Так я достиг своего шестнадцатого года, беспокойный, недовольный собой и всем, что меня окружало; недовольный своим занятием; не наслаждаясь удовольствиями, обычными для моего возраста, плача без причины, вздыхая неизвестно почему и любя свои химерические идеи за неимением более ценных реальностей.

Каждое воскресенье, после проповеди, мои товарищи приходили за мной, желая, чтобы я разделил их развлечения. Я охотно бы отказался, но, однажды вовлеченный в развлечение, я был более оживленным и предприимчивым, чем кто-либо из них; было одинаково трудно вовлечь или удержать меня; действительно, это всегда было ведущей чертой моего характера. На наших загородных прогулках я всегда был впереди и никогда не думал о возвращении, пока мне не напоминали об этом кто-нибудь из моих товарищей. Я дважды был вынужден отсутствовать у хозяина всю ночь, так как городские ворота были закрыты до того, как я успевал добраться до них. Читатель может представить, какое обращение это обеспечило мне на следующее утро; но мне пообещали такой прием в третий раз, что я твердо решил никогда не подвергать себя такой опасности. Несмотря на свою решимость, я повторил это страшное нарушение, так как моя бдительность была сведена на нет проклятым капитаном по имени господин Минутоли, который, будучи в карауле, всегда закрывал ворота, за которые отвечал, на час раньше обычного времени. Я возвращался домой с двумя своими товарищами и был в полулье от города, когда услышал, как бьют вечернюю зарю; я удваиваю шаг, бегу со всех ног, приближаюсь к мосту, вижу солдат уже на своих постах, кричу им придушенным голосом — уже слишком поздно; я в двадцати шагах от караула, первый мост уже поднят, и я дрожу, видя те ужасные рога, выдвинутые в воздухе, которые возвещают роковую и неизбежную судьбу, которая с этого момента начала преследовать меня.

Я бросился на гласис в припадке отчаяния, в то время как мои товарищи, которые лишь смеялись над этим происшествием, немедленно решили, что делать. Мое решение, хотя и отличалось от их, было столь же внезапным; на месте я поклялся никогда не возвращаться к своему хозяину, и на следующее утро, когда мои товарищи вошли в город, я простился с ними навсегда, умоляя их в то же время сообщить моему кузену Бернару о моем решении и о месте, где он может увидеть меня в последний раз.

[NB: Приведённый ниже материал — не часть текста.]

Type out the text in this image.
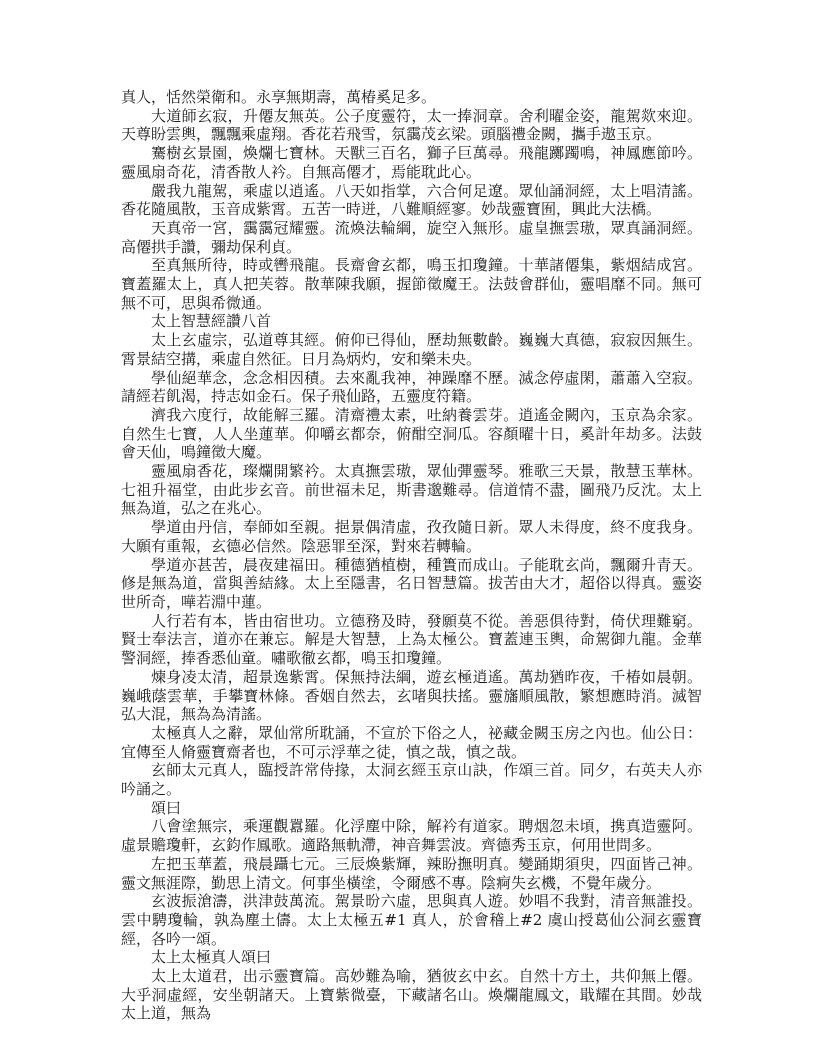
真人，恬然榮衛和。永享無期壽，萬椿奚足多。

大道師玄寂，升僊友無英。公子度靈符，太一捧洞章。舍利曜金姿，龍駕欻來迎。天尊盼雲輿，飄飄乘虛翔。香花若飛雪，氛靄茂玄梁。頭腦禮金闕，攜手遨玉京。

騫樹玄景園，煥爛七寶林。天獸三百名，獅子巨萬尋。飛龍躑躅鳴，神鳳應節吟。靈風扇奇花，清香散人衿。自無高僊才，焉能耽此心。

嚴我九龍駕，乘虛以逍遙。八天如指掌，六合何足遼。眾仙誦洞經，太上唱清謠。香花隨風散，玉音成紫霄。五苦一時迸，八難順經寥。妙哉靈寶囿，興此大法橋。

天真帝一宮，靄靄冠耀靈。流煥法輪綱，旋空入無形。虛皇撫雲璈，眾真誦洞經。高僊拱手讚，彌劫保利貞。

至真無所待，時或轡飛龍。長齋會玄都，鳴玉扣瓊鐘。十華諸僊集，紫烟結成宮。寶蓋羅太上，真人把芙蓉。散華陳我願，握節徵魔王。法鼓會群仙，靈唱靡不同。無可無不可，思與希微通。

太上智慧經讚八首

太上玄虛宗，弘道尊其經。俯仰已得仙，歷劫無數齡。巍巍大真德，寂寂因無生。霄景結空搆，乘虛自然征。日月為炳灼，安和樂未央。

學仙絕華念，念念相因積。去來亂我神，神躁靡不歷。滅念停虛閑，蕭蕭入空寂。請經若飢渴，持志如金石。保子飛仙路，五靈度符籍。

濟我六度行，故能解三羅。清齋禮太素，吐納養雲芽。逍遙金闕內，玉京為余家。自然生七寶，人人坐蓮華。仰嚼玄都奈，俯酣空洞瓜。容顏曜十日，奚計年劫多。法鼓會天仙，鳴鐘徵大魔。

靈風扇香花，璨爛開繁衿。太真撫雲璈，眾仙彈靈琴。雅歌三天景，散慧玉華林。七祖升福堂，由此步玄音。前世福未足，斯書邈難尋。信道情不盡，圖飛乃反沈。太上無為道，弘之在兆心。

學道由丹信，奉師如至親。挹景偶清虛，孜孜隨日新。眾人未得度，終不度我身。大願有重報，玄德必信然。陰惡罪至深，對來若轉輪。

學道亦甚苦，晨夜建福田。種德猶植樹，種簣而成山。子能耽玄尚，飄爾升青天。修是無為道，當與善結緣。太上至隱書，名日智慧篇。拔苦由大才，超俗以得真。靈姿世所奇，嘩若淵中蓮。

人行若有本，皆由宿世功。立德務及時，發願莫不從。善惡俱待對，倚伏理難窮。賢士奉法言，道亦在兼忘。解是大智慧，上為太極公。寶蓋連玉輿，命駕御九龍。金華警洞經，捧香悉仙童。嘯歌徹玄都，鳴玉扣瓊鐘。

煉身凌太清，超景逸紫霄。保無持法綱，遊玄極逍遙。萬劫猶昨夜，千椿如晨朝。巍峨蔭雲華，手攀寶林條。香姻自然去，玄啫與扶搖。靈旛順風散，繁想應時消。滅智弘大混，無為為清謠。

太極真人之辭，眾仙常所耽誦，不宣於下俗之人，祕藏金闕玉房之內也。仙公日：宜傳至人脩靈寶齋者也，不可示浮華之徒，慎之哉，慎之哉。

玄師太元真人，臨授許常侍掾，太洞玄經玉京山訣，作頌三首。同夕，右英夫人亦吟誦之。

頌曰

八會塗無宗，乘運觀囂羅。化浮塵中除，解衿有道家。聘烟忽未頃，携真造靈阿。虛景贍瓊軒，玄鈞作鳳歌。適路無軌滯，神音舞雲波。齊德秀玉京，何用世問多。

左把玉華蓋，飛晨躡七元。三辰煥紫輝，辣盼撫明真。變踊期須臾，四面皆己神。靈文無涯際，勤思上清文。何事坐橫塗，令爾感不專。陰痾失玄機，不覺年歲分。

玄波振滄濤，洪津鼓萬流。駕景昐六虛，思與真人遊。妙唱不我對，清音無誰投。雲中騁瓊輪，孰為塵土儔。太上太極五#1 真人，於會稽上#2 虞山授葛仙公洞玄靈寶經，各吟一頌。

太上太極真人頌曰

太上太道君，出示靈寶篇。高妙難為喻，猶彼玄中玄。自然十方土，共仰無上僊。大乎洞虛經，安坐朝諸天。上寶紫微臺，下藏諸名山。煥爛龍鳳文，戢耀在其間。妙哉太上道，無為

С начала моего ученичества я редко видел его; поначалу, правда, мы виделись по воскресеньям, но, поскольку каждый приобретал разные привычки, наши встречи стали менее частыми. Я убежден, что его мать внесла большой вклад в эту перемену; он должен был считать себя важной персоной, я же был жалким учеником; несмотря на наше родство, равенство между нами больше не существовало, и общение со мной было для него унизительным. Поскольку у него было доброе сердце от природы, уроки его матери не возымели немедленного действия, и некоторое время он продолжал навещать меня.

Узнав о моем решении, он поспешил к назначенному мною месту, не для того, однако, чтобы отговорить меня от него, а чтобы сделать мой побег приятным с помощью нескольких пустяковых подарков, так как моих собственных средств мне бы надолго не хватило. Он дал мне, среди прочего, небольшую шпагу, которой я очень гордился и которую взял с собой до Турина, где крайняя нужда заставила меня продать ее. Чем больше я размышляю о его поведении в этот критический момент, тем больше убеждаюсь, что он следовал инструкциям своей матери, а возможно, и отца; ибо, если бы он был предоставлен своим собственным чувствам, он попытался бы удержать меня или был бы искушен сопровождать меня; напротив, он поощрял этот замысел и, увидев, что я твердо решил следовать ему, не выказав особого огорчения, оставил меня на произвол судьбы. Мы никогда не виделись и не писали друг другу с того времени; я не могу не сожалеть об этой потере, ибо его сердце было по сути добрым, и мы казались созданными для более прочной дружбы.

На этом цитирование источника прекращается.